I should like to make a personal explanation. A Question on the Paper, No. 22, refers to an incident in Weston-super-Mare in which a man and wife from my constituency had been killed in a blitz. A very young collier son, who had been sent for, went to Weston-super-Mare to identify the bodies. While he was there he was seen by someone and was asked to leave the question of the burial of those two people to somebody else. Someone tapped him on the shoulder and said, "Leave it to us." When the Question was put, the Minister made his reply. In a Supplementary Question, the hon. Member for Weston-super-Mare (Mr. Orr-Ewing) suggested that this. Question was slanderous on his constituents, was based on insufficient evidence and that the hon. Member who had put the Question had taken no steps to verify the statements in it. I want to say. Sir, that this young collier boy was sent for from South Wales and that he was accompanied by a very responsible local welfare worker. That local welfare worker was with him at the mortuary when the bodies were identified. He confirms that they were touted, and the bill which was sent by this undertaker in Weston-super-Mare, amounting to over £50 for those two bodies, is in the possession of the Minister of Health, who has charge of the Civilian Injuries Scheme. I took reasonable steps to test the evidence before puting it to this House. I accepted the word of the highly respected local welfare worker, and I took the statement down in writing. I can assure the hon. Member that there was no intention of slandering his constituents but there was a desire to prevent inhuman exploitation of a tragedy of this sort.
May I be allowed to say a word on this matter? When the hon. Member for Caerphilly (Mr. Ness Edwards) brought this matter to my notice I took it as a very serious charge. My Department is responsible for dealing with the relatives of victims of these air raids, paying out allowances immediately and giving help wherever we can. I have given very strict instructions to members of my staff in regard to this question of charges for funerals. I have said in this House that I would not allow exploitation of the victims of enemy action. As soon as I received that notice from the hon. Member I sent down for a full report from my own people, not from the local authorities. Perhaps I might be allowed to read an extract from the report:
I am informed that my staff explored every inch of Weston, interviewing widows and paying special temporary allowances, but in no instance did they hear any allusion that undertakers were touting for funeral grants. In the course of their inquiries they ascertained that some victims were being buried under the local authority communal system and in only one case was an application made for a funeral grant from this Ministry. The form was completed on the spot and the grant is being dealt with.
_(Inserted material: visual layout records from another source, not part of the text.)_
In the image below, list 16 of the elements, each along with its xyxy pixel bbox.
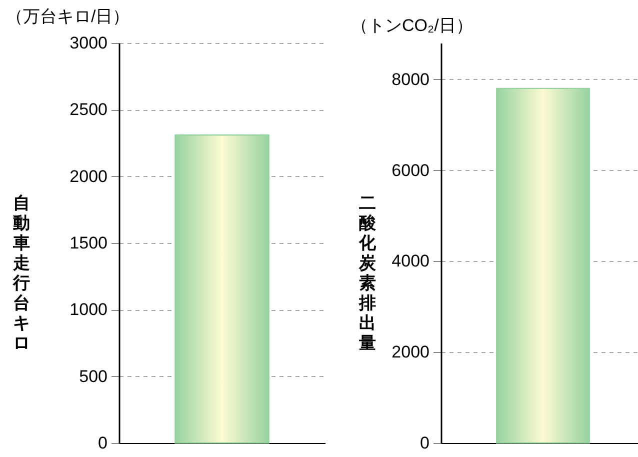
- y-tick-label: 500: [79, 366, 108, 386]
- y-tick-label: 0: [420, 434, 430, 452]
- y-axis-title: 二酸化炭素排出量: [358, 194, 377, 352]
- y-tick-label: 4000: [392, 252, 430, 271]
- chart-title: （トンCO₂/日）: [351, 16, 473, 35]
- y-tick-label: 2000: [392, 342, 430, 362]
- y-tick-label: 1500: [70, 234, 108, 252]
- y-tick-label: 6000: [392, 160, 430, 180]
- y-tick-label: 1000: [70, 300, 108, 320]
- y-tick-label: 2500: [70, 100, 108, 120]
- y-tick-label: 0: [98, 434, 108, 452]
- y-tick-label: 8000: [392, 70, 430, 89]
- y-tick-label: 3000: [70, 34, 108, 52]
- y-tick-label: 2000: [70, 166, 108, 186]
- chart-title: （万台キロ/日）: [6, 7, 130, 26]
- y-axis-title: 自動車走行台キロ: [12, 194, 30, 352]
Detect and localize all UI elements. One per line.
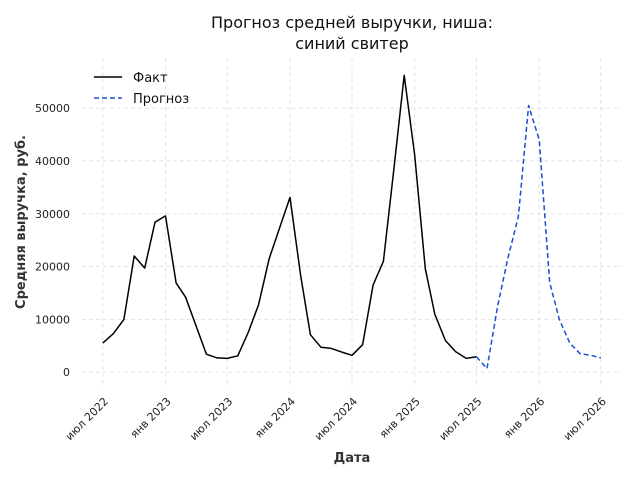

Not satisfied with that, I sent down a special inquiry officer. He made a full inquiry, and he interviewed not only the son Edward but the deceased man's
brother, Mr. Brake. They were both called to Weston to identify the victims. The information received is this. Mr. Brake gave this information:
They were not touted or canvassed by undertakers in any way; that, while at the mortuary, they asked the official in charge if he could recommend an undertaker. He did so and they immediately rang up and were given an estimate over the phone The prices in question ranged from 10 to 18 guineas, and the decision was left to the son Edward, who agreed to pay 18 guineas.
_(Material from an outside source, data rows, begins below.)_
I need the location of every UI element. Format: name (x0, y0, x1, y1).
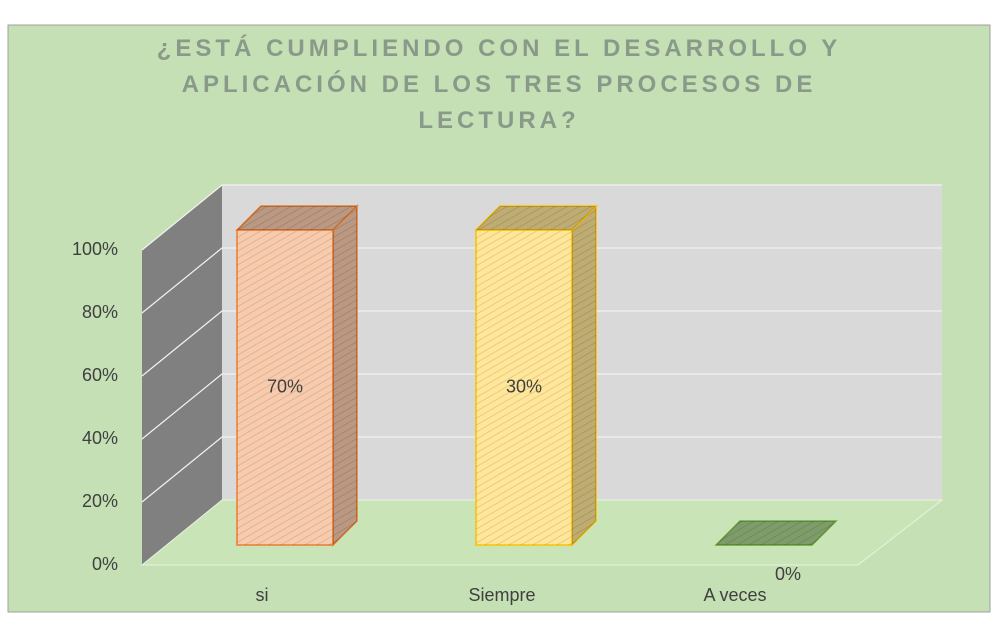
bar-top-hatch (237, 206, 357, 230)
grid-line (141, 184, 942, 251)
bar (235, 204, 359, 547)
grid-line (141, 436, 942, 503)
bar-side-hatch (572, 206, 596, 545)
x-tick-label: A veces (703, 585, 766, 605)
bar-side-shade (572, 206, 596, 545)
grid-line (141, 310, 942, 377)
bar-top-shade (476, 206, 596, 230)
bar (714, 520, 838, 546)
bar-top-shade (237, 206, 357, 230)
bar-top-hatch (476, 206, 596, 230)
data-label: 70% (267, 376, 303, 396)
chart-title: ¿ESTÁ CUMPLIENDO CON EL DESARROLLO Y APLI… (157, 34, 841, 134)
bar-top-shade (716, 521, 836, 545)
x-tick-label: si (256, 585, 269, 605)
x-tick-label: Siempre (468, 585, 535, 605)
y-tick-label: 80% (82, 302, 118, 322)
grid-line (141, 373, 942, 440)
grid-line (141, 247, 942, 314)
bar (474, 204, 598, 547)
y-tick-label: 40% (82, 428, 118, 448)
bar-side-hatch (333, 206, 357, 545)
data-label: 30% (506, 376, 542, 396)
bar-side-shade (333, 206, 357, 545)
data-label: 0% (775, 564, 801, 584)
side-wall (142, 185, 222, 565)
y-tick-label: 100% (72, 239, 118, 259)
y-tick-label: 20% (82, 491, 118, 511)
y-tick-label: 0% (92, 554, 118, 574)
bar-top-hatch (716, 521, 836, 545)
bar-front-hatch (476, 230, 572, 545)
bar-front-hatch (237, 230, 333, 545)
y-tick-label: 60% (82, 365, 118, 385)
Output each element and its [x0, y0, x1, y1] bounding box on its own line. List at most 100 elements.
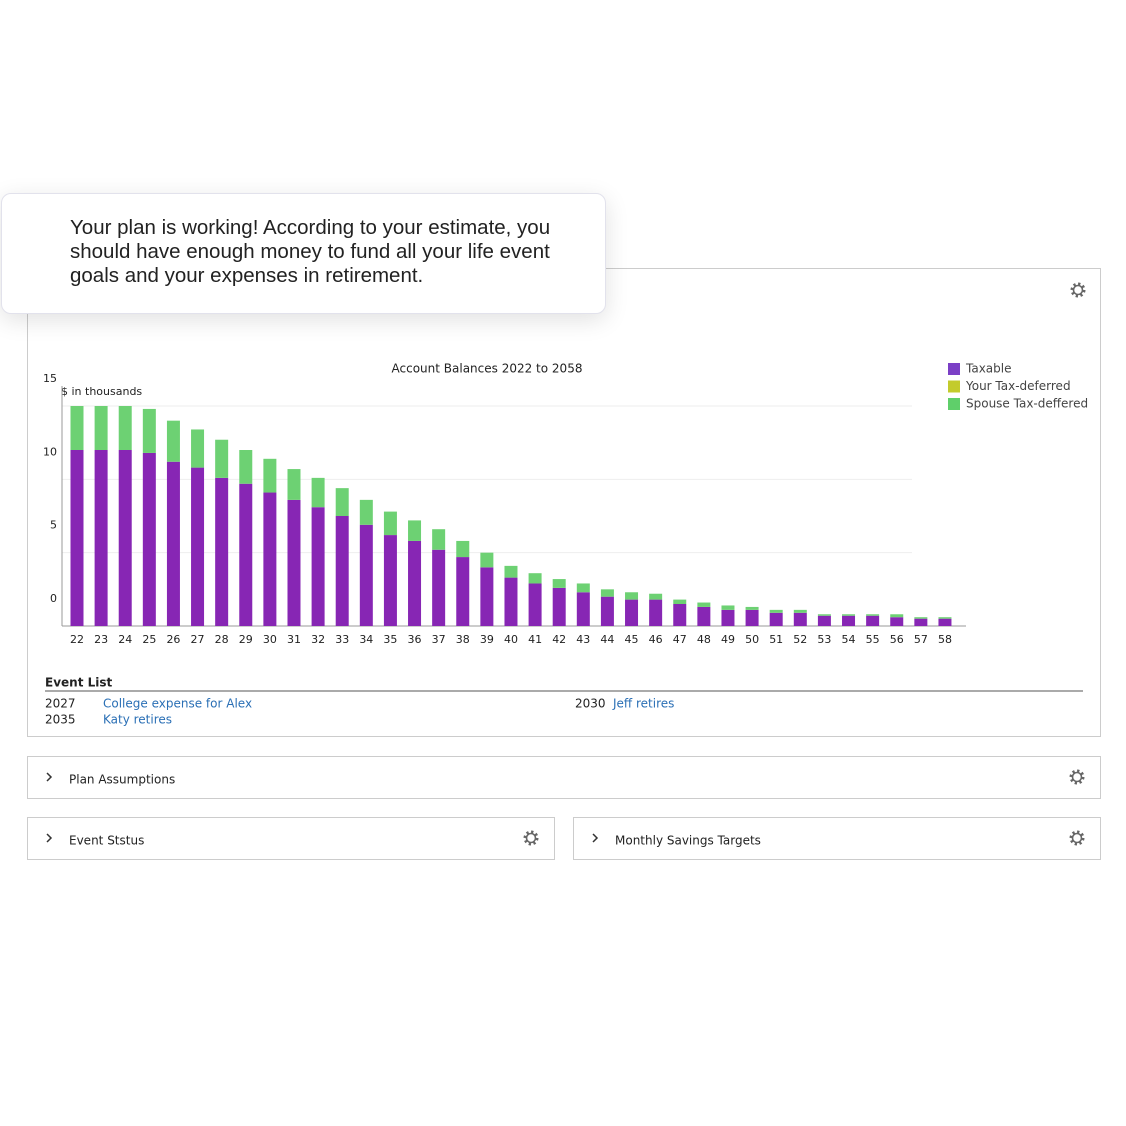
x-tick-label: 42 — [552, 633, 566, 646]
bar-segment — [552, 587, 566, 626]
settings-icon[interactable] — [1070, 282, 1086, 298]
bar-segment — [625, 592, 639, 600]
bar-segment — [335, 488, 349, 516]
x-tick-label: 41 — [528, 633, 542, 646]
bar-segment — [480, 552, 494, 568]
event-year: 2027 — [45, 697, 76, 711]
bar-segment — [432, 549, 446, 626]
bar-segment — [938, 618, 952, 626]
panel-title[interactable]: Monthly Savings Targets — [615, 834, 761, 848]
x-tick-label: 31 — [287, 633, 301, 646]
y-axis-label: $ in thousands — [61, 385, 142, 398]
bar-segment — [166, 420, 180, 462]
x-tick-label: 40 — [504, 633, 518, 646]
x-tick-label: 49 — [721, 633, 735, 646]
bar-segment — [311, 477, 325, 508]
bar-segment — [745, 606, 759, 610]
x-tick-label: 27 — [191, 633, 205, 646]
bar-segment — [215, 439, 229, 478]
bar-segment — [456, 540, 470, 558]
bar-segment — [649, 599, 663, 626]
y-tick-label: 5 — [50, 519, 57, 532]
gear-teeth — [1069, 769, 1085, 785]
bar-segment — [239, 483, 253, 626]
bar-segment — [576, 592, 590, 626]
bar-segment — [504, 565, 518, 578]
legend-swatch — [948, 380, 960, 393]
x-tick-label: 30 — [263, 633, 277, 646]
x-tick-label: 38 — [456, 633, 470, 646]
chevron — [46, 833, 53, 843]
x-tick-label: 35 — [383, 633, 397, 646]
x-tick-label: 55 — [866, 633, 880, 646]
settings-icon[interactable] — [523, 830, 539, 846]
y-tick-label: 10 — [43, 445, 57, 458]
bar-segment — [118, 406, 132, 450]
panel[interactable] — [27, 817, 555, 860]
x-tick-label: 23 — [94, 633, 108, 646]
x-tick-label: 26 — [166, 633, 180, 646]
gear-teeth — [1070, 282, 1086, 298]
bar-segment — [842, 614, 856, 616]
bar-segment — [70, 450, 84, 626]
bar-segment — [528, 583, 542, 626]
bar-segment — [359, 524, 373, 626]
bar-segment — [769, 612, 783, 626]
bar-segment — [383, 511, 397, 536]
x-tick-label: 58 — [938, 633, 952, 646]
x-tick-label: 53 — [817, 633, 831, 646]
panel-title[interactable]: Plan Assumptions — [69, 773, 175, 787]
x-tick-label: 45 — [625, 633, 639, 646]
bar-segment — [287, 469, 301, 500]
x-tick-label: 22 — [70, 633, 84, 646]
settings-icon[interactable] — [1069, 830, 1085, 846]
bar-segment — [359, 499, 373, 525]
settings-icon[interactable] — [1069, 769, 1085, 785]
bar-segment — [673, 599, 687, 604]
bar-segment — [94, 450, 108, 626]
bar-segment — [817, 615, 831, 626]
bar-segment — [263, 458, 277, 493]
bar-segment — [866, 615, 880, 626]
x-tick-label: 54 — [842, 633, 856, 646]
x-tick-label: 50 — [745, 633, 759, 646]
panel[interactable] — [27, 756, 1101, 799]
x-tick-label: 57 — [914, 633, 928, 646]
x-tick-label: 25 — [142, 633, 156, 646]
event-link[interactable]: College expense for Alex — [103, 697, 252, 711]
x-tick-label: 56 — [890, 633, 904, 646]
bar-segment — [649, 593, 663, 600]
x-tick-label: 33 — [335, 633, 349, 646]
banner: Your plan is working! According to your … — [1, 193, 606, 314]
panel-title[interactable]: Event Ststus — [69, 834, 144, 848]
event-link[interactable]: Jeff retires — [612, 697, 674, 711]
y-tick-label: 15 — [43, 372, 57, 385]
chevron — [46, 772, 53, 782]
bar-segment — [745, 609, 759, 626]
bar-segment — [70, 406, 84, 450]
x-tick-label: 47 — [673, 633, 687, 646]
bar-segment — [552, 579, 566, 588]
panel[interactable] — [573, 817, 1101, 860]
bar-segment — [215, 477, 229, 626]
x-tick-label: 39 — [480, 633, 494, 646]
bar-segment — [890, 614, 904, 618]
bar-segment — [914, 618, 928, 626]
bar-segment — [938, 617, 952, 619]
gear-teeth — [1069, 830, 1085, 846]
x-tick-label: 34 — [359, 633, 373, 646]
bar-segment — [191, 429, 205, 468]
banner-message: Your plan is working! According to your … — [70, 216, 551, 287]
bar-segment — [817, 614, 831, 616]
bar-segment — [263, 492, 277, 626]
bar-segment — [890, 617, 904, 626]
bar-segment — [287, 499, 301, 626]
bar-segment — [600, 589, 614, 597]
bar-segment — [335, 516, 349, 626]
gear-teeth — [523, 830, 539, 846]
event-link[interactable]: Katy retires — [103, 713, 172, 727]
legend-swatch — [948, 363, 960, 375]
bar-segment — [408, 520, 422, 541]
bar-segment — [769, 609, 783, 613]
gear-body — [1072, 284, 1084, 296]
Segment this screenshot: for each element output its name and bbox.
I am going to suggest to my hon. Friend that, in a case of that kind, where the relatives, after knowing the full circumstances, knowing that the bodies could have been buried by the local authority without any charge whatever, and knowing also that the grant due from my Department is £7 10s. and where they, knowing all that, make arrangements themselves and agree to pay what I consider a very high figure—I have the bill here—we cannot say that that is because they had been touted. It is just a matter of using their own free will. As to whether the gentleman in question was authorised to give instructions for funerals or whether it should have been left to the son, that is a matter for them to decide. I believe there is a little difficulty on that point as between the two relatives. In fairness and justice to my own officials and the local authority officials in Weston, I think a general and sweeping charge that there has been touting generally is going a little too far. As regards the bill, it might interest the House to know that this coffin was upholstered in swansdown complete with chromium-plated fittings and engraved, at 18 guineas.
It refers to other charges, such as railway companies' charges for conveying the coffin from Weston to the place where they wanted the burial to take place. I am not concerned with that, of course. I am concerned with the charges made by the undertaker for his own work.
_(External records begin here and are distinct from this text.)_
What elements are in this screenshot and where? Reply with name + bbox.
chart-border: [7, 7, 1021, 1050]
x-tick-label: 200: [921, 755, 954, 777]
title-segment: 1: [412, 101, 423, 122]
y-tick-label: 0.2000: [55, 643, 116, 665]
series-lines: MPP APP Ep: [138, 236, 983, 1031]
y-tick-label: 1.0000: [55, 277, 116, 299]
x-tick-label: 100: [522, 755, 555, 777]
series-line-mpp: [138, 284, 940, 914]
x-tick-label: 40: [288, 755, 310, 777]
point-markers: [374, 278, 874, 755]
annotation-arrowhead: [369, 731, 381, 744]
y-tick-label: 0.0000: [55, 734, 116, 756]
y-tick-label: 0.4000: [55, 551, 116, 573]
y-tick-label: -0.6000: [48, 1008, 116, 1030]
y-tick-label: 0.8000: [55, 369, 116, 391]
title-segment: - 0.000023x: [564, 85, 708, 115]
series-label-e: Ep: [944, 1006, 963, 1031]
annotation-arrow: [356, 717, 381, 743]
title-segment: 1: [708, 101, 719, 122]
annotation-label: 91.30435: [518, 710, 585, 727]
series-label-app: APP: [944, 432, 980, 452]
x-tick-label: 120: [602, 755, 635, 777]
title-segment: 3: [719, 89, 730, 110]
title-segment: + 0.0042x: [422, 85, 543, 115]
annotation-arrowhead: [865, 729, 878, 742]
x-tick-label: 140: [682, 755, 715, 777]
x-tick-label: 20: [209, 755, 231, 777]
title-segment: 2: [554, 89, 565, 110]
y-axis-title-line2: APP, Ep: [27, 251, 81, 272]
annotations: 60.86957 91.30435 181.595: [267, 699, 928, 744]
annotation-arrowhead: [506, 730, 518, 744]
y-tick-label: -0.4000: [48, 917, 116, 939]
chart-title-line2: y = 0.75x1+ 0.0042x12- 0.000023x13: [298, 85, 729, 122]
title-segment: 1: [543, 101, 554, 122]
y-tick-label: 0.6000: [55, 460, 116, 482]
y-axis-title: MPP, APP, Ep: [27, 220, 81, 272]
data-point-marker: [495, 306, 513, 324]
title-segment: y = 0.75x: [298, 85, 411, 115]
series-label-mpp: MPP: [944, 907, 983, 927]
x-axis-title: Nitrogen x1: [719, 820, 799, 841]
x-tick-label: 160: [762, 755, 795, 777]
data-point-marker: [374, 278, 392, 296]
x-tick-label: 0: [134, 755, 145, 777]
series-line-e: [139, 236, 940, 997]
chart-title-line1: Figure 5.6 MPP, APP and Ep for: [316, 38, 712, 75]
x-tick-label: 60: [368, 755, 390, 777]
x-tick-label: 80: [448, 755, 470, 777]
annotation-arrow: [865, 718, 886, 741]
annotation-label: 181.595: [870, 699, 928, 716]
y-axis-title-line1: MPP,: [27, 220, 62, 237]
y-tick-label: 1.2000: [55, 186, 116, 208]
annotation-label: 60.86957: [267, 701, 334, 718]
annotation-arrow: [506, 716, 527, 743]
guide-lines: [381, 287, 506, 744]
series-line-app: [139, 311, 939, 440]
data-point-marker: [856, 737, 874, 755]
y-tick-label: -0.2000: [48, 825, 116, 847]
May I add my word to the attack made by the hon. Member? I think he raised objection to the Supplementary Question that I put to the Minister of Pensions. I would like to assure him that there is nothing personal in this matter. I would also like to say that I have a letter in my hand from the local authority that leads me to believe that very little inquiry was made by those who gave the information to the hon. Member. Is it right or wise for Members of this House, among whom I include myself, to put Questions on the Paper containing statements of fact when those statements may have a very damaging effect? Could we have your guidance and advice, Mr. Speaker, as to whether in a case like that Questions should not be put in the form of a Question rather than in the form of a statement?